James Brower, Fish and Game regional communications manager, said the department relocates 15 to 20 beavers each year. In 2019, 16 beavers were relocated. In 2018, 18 were evicted.

Leavitt said there are two beavers living in the waterway next to Target right now that “I’ll need to get to this spring.”

Fish and Game says there are two types of beavers that come to test out the city life. One type is looking to set up a permanent home and the other are referred to as “canal beavers.”

“The canal beavers are often transient,” Brower said. “They don’t set up shop. They come, chew up some people’s decorative trees along the ditch banks and people want us to come and get them out. But a lot of times it’s a munch-and-run situation. They usually don’t stick around too long, especially in those canal systems.”

Brower said the beavers are abundant throughout the Snake River system and its tributaries. When the rodents look for new territory, eastern Idaho’s creeks and canals offer the perfect highway system for exploring. Many of the waterways pass through towns and developments. Beavers love to create deep waters for their protection and lodging. But damming up irrigation ditches and waterways where people live can flood roads, homes and fields.

“Sometimes the county will call us or a cattle company or landowner that have a road or culvert that they use to irrigate or water cows and the beaver have come and stopped it up or they have flooded the road, causing damage of some sort,” Brower said. “We get a lot in the Ririe area, too. The beaver are coming up and gnawing on people’s decorative trees and shrubs.”

Rather than a death sentence, Fish and Game prefers to redirect the industrious critter’s energy elsewhere, inviting them to move into a fixer-upper. The Upper Snake Beaver Cooperative has identified several backcountry locations in eastern Idaho that historically had beaver but don’t any longer.

“We would like to see them introduced because they’re habitat kings,” Brower said. “They just sit there and work and build dams and build ponds and improve streams, make straight channels flow year-round opposed to some that are perennial and stop certain times of the year. We do it in the name of habitat restoration.”

Leavitt said the habitat restoration work done by beavers benefits fish, deer and a wide range of animals. Fish and Game workers drop beavers off in a new neighborhood and give them a head start, even building a stream dam called a “BDA” — beaver dam analog.
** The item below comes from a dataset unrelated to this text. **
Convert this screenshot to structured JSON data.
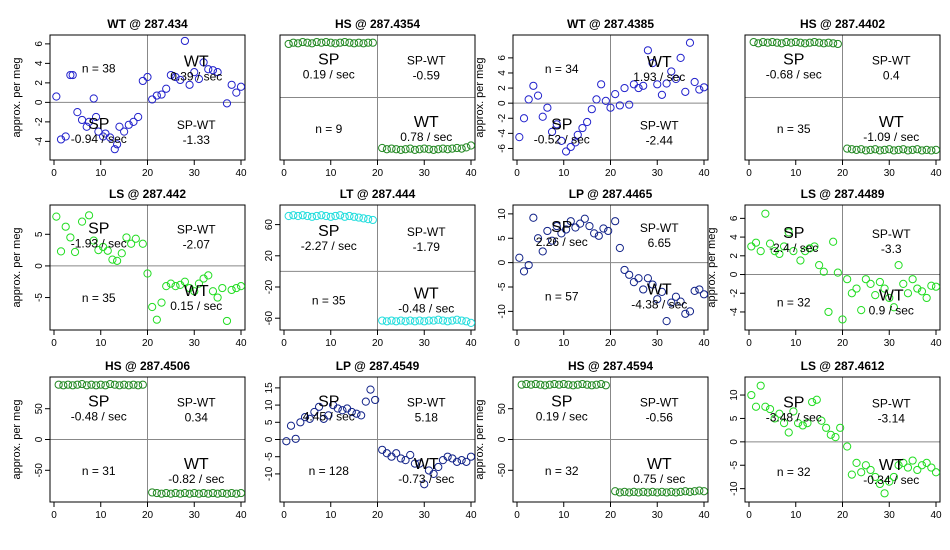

“We make the place look a little enticing,” Brower said. “It backs up the water a bit to give them some immediate cover and someplace to swim and hide from predators. I think every predator out there will eat a beaver. ... We never do as good a job as they do. They’ll build a dam and a lodge, and they’ll work on it every single night. It gets bigger and better, and they work for free. It’s fantastic.”

To accomplish the relocation, Leavitt uses a live trap called a Hancock trap. The trap is the size of a large suitcase and snaps shut like a clamshell. The captured beavers are given a health checkup and fitted with a radio transmitter on their tails, then released back into the wild.

“They’re all lots of fun,” Leavitt said. “About 99 percent are really docile. We had one this last summer that was a little devil, more aggressive. We caught that one up at the Boy Scout camp in Swan Valley. We released him up at the Idaho-Montana border on the Modoc (Creek near Monida, Mont.).”

Leavitt said once the beavers are relocated, they stay put.

“There’s no repeat offenders,” he said. “When we release them, we put them where they’ll do good and can’t get into trouble. They’re happy beavers.”

To assure relocation success, multiple beavers are dropped off at the same location.

“You get some old guy out there, and he gets kind of lonesome for a gal,” Leavitt said. “He gets happy when we release a gal in there.”